Soon after Prime Time was released, I got an email with the subject line: Hello From Josh Gelston. Can you imagine how weird that was? And turned out, there’s a very cool guy, a caterer to rock stars who lives in New Hampshire, and his name is Josh Gelston! And he says, his brother is Ben.
So how do you choose names? And how much do you notice others? What's your favorite name of a character? I signed a book at Borders recently for a little girl named Maddie Drummond. DIBS.
HALLIE: The protagonist of the novel I'm working on right now is IVY. It's a name I would have named one of my daughters but my husband couldn't be convinced. Names can be really hard. I keep a file of neat names for use when I'm stuck. Did you know Holly Golightly in Truman Capote's Breakfast at Tiffany's was originally named Connie Gustafson? And that was before computers and the writers best friend: "Search and Replace."
Place names are tricky, too. There's the foreign country in Evelyn Waugh's "Scoop" - Ishmaelea (sounds like something out of the Marx Brothers). And what about the names authors give their fictional dogs? I always love Mother Theresa - the St. Bernard in Claire Cooke's "Must Love Dogs." Or the dog Bradley in Charles Baxter's "Feast of Love"
JAN: I'm oddly fixated on names. In fact, so are my brothers and both my children. We listen for names, remember, and almost always have strong opinions about them. It's weird. For me, names, especially female names, always have meaning, even if its the wrong meaning. In general, I'm pretty good about remembering names UNLESS I decide, in my wisdom, that you don't look like your name. For example, if your name is Patty, and you are a blonde, I think you are all wrong. In fact, I often think you are a Karen (always blonde) and will call you that. The other error I sometimes make is if you really, really look like a Peggy to me, I'll hesitate before I'll say your name because I'll question whether you really are Peggy or just look like a Peggy to me.
In naming characters, I find male names the hardest to come up with. That's because most men seemed to be named the same thing, depending on the generation, and there are fewer unusual male names that don't have strong connotations. I struggled with my protaganists boyfriend's name for weeks. The funny thing is that I finally decided on Matt Cavanaugh. A prosecutor in RI, I made him the the head of the criminal division. While writing the next book, I met the real head of the criminal division in RI, whose name was Matt and we became friends. In fact, he helps me with the book, and before I thanked him in my acknowledgments, I had to warn him that all my readers in Rhode Island would mistakenly think he's the model for the character.

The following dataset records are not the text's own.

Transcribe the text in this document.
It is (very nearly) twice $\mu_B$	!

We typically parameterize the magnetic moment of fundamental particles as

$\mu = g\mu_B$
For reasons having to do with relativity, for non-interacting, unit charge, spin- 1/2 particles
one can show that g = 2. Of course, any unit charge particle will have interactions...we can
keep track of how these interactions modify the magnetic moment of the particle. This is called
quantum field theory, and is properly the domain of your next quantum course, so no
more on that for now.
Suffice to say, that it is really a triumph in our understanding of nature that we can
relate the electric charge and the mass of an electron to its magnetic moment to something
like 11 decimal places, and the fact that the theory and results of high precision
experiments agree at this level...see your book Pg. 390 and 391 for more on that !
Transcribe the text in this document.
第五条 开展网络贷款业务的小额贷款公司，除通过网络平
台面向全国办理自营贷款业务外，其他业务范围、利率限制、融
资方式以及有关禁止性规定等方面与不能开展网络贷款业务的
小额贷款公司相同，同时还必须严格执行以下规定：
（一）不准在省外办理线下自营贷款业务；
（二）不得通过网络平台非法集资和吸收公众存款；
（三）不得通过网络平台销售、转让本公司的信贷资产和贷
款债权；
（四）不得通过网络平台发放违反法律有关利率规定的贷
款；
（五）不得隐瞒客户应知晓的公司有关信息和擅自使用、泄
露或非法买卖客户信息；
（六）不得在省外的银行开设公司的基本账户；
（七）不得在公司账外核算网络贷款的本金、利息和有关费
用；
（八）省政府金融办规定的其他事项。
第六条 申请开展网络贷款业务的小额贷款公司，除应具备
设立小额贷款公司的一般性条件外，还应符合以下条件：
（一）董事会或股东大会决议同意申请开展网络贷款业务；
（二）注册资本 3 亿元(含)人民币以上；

RO: First and foremost, I love Dev Evilman! Can I use that? I had a hard time with names in Pushing Up Daisies and used placeholders most of the time I was writing it. Everything sounded boring, or obviously, stereotypically ethnic. My friends kids names are in there (of course nothing bad happens to any of them..)old colleagues, the fireman I lift weights with...no one was safe. And most of them stuck. One name I really liked my editor made me change, because she thought people wouldn't know how to pronounce it - Van Outryve. Is that hard? Whatever.
My protagonist's name is Paula, same as my sister's, who is no longer with us, but will be around as long as there's a copy of Daisies somewhere (someone's tag sale in 2016?)
HANK: I also offer a "your-name-in-my-next-book as an auction item for charity fund-raisiers. And that's just terrific. It's worked, perfectly, every time! Even, in the upcoming Air Time, where I'll be using the name Urszula Mazny-Latos to benefit the National Lawyer's Guild.